Старик Шорт налил себе ещё чашку чаю, закурил трубку и начал свой рассказ.

Глава шестая

Рассказ Мэтью Шорта. История Эллен

– После смерти жены викарий Уилкинсон посвятил свою жизнь дочери, осиротевшей практически при рождении, и церкви. Он и крестил девчушку именем святой Елены, покровительницы нашего прихода. Конечно, пока малышка росла, ему помогала приглядывать за ней миссис Эванс, но, как только Эллен исполнилось пять, взял заботу и воспитание в свои руки. Да и у Эвансов скоро родился Колин. Так дочка всюду за отцом и ходила: играла у алтаря или в садике перед церковью, ко мне в лачугу прибегала; щебетала, как птичка. Очень смышлёная была, всё схватывала на лету. Викарий не захотел отпускать её в городскую школу, сам обучал наукам, а потом вообще открыл тут школу для ребятишек, живущих на острове.

Когда Эллен из подростка превратилась в юную девушку, всем стало ясно, что она красавица, вся в мать, но от отца унаследовала твёрдый характер – всё делала по-своему.

– Такой красотке нечего делать на острове, – вздыхала миссис Эванс. – Ей нужно общество молодых людей, чтоб жениха хорошего себе найти, замуж выйти. А она целыми днями то в церкви, то в школе, то по дому…
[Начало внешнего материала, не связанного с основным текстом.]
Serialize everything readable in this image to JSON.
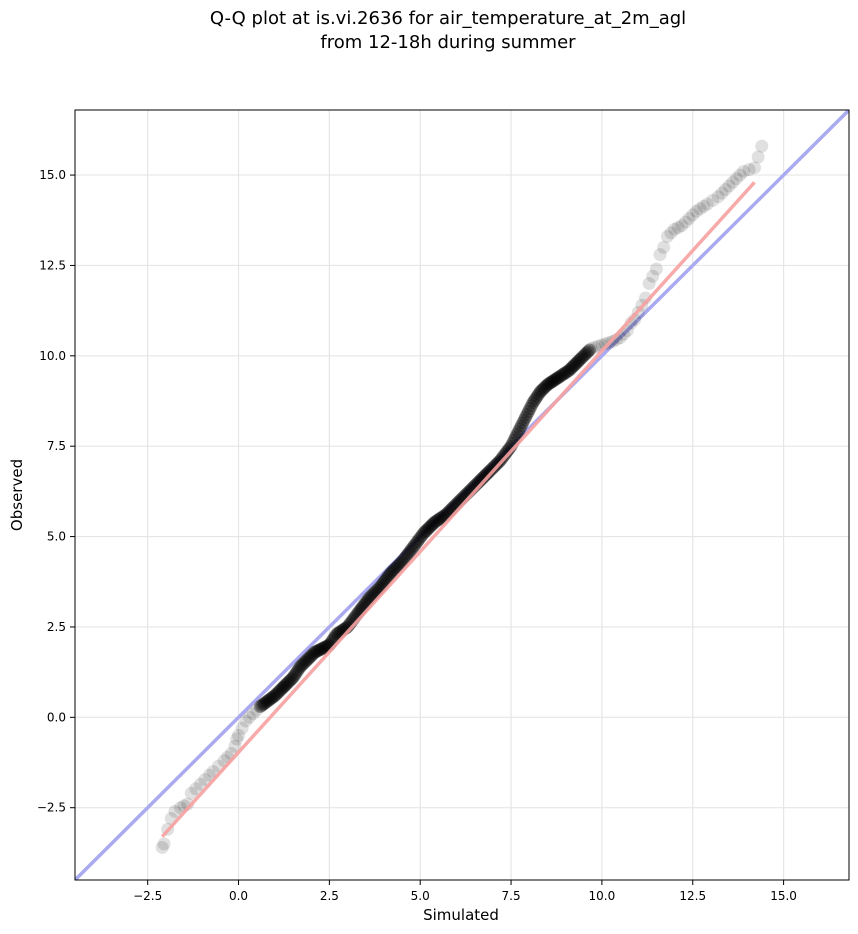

Нельзя сказать, что Эллен была нелюдимой – нет, она регулярно ездила в город, и у неё даже были там приятельницы, вместе с которыми она посещала уроки живописи и музыки. Иногда она ездила в Ч. или участвовала в благотворительных поездках от церкви, собирала пожертвования для бедных. Но, конечно, больше всего времени проводила на острове, рядом с отцом.

Наш прежний смотритель, Магнус Макбрайд, хоть и был таким отшельником и молчуном, что даже на воскресные службы не ходил, но и тот привязался к Эллен и всегда радовался, когда она навещала его на маяке. Никого не пускал он наверх, кроме неё. А Эллен в маяк была просто влюблена. И историю его строительства изучала, и Магнуса пытала, как линзы работают, как сигналы подают. Пытливая уж больно была. Вот и картину нарисовала, с маяком-то.

А через полтора года после окончания войны Макбрайда сменил новый смотритель, на удивление молодой для такой работы. Твой муж, стало быть…

Она помнила, как на этих словах чуть не уронила свою чашку. Значит, её муж уже был на острове, когда погибла Эллен Уилкинсон, однако он ни разу за всё время не обмолвился о ней ни словом…

– Когда в таком замкнутом пространстве, как наш остров, находятся двое молодых людей, они непременно потянутся друг к другу, – продолжал Мэтью, не заметив её смятения. – Так и случилось: сначала Эллен по привычке просто приходила к маяку и усаживалась на какой-нибудь валун со своим мольбертом. Встретив смотрителя, она всякий раз расспрашивала его о работе; о том, привезли ли новые линзы и как работает старый генератор. Её вопросы не были простым любопытством, ведь от мистера Макбрайда она узнала много чего о маяках и их устройстве.

Новый смотритель держался сдержанно, но учтиво, и так случилось, что их беседы постепенно становились всё продолжительнее и оживлённее. Думаю, для Эллен это была просто жажда общения с новым человеком, который моложе всех из окружающих её на острове. К тому же прошедшим войну, приехавшим издалека, повидавшим мир… Неподдельный интерес со стороны девушки, казалось, растопил обычную холодность нашего нового соседа. Он даже стал приходить иногда на службы в церковь, где скромно сидел в самом конце зала, на дальней скамье.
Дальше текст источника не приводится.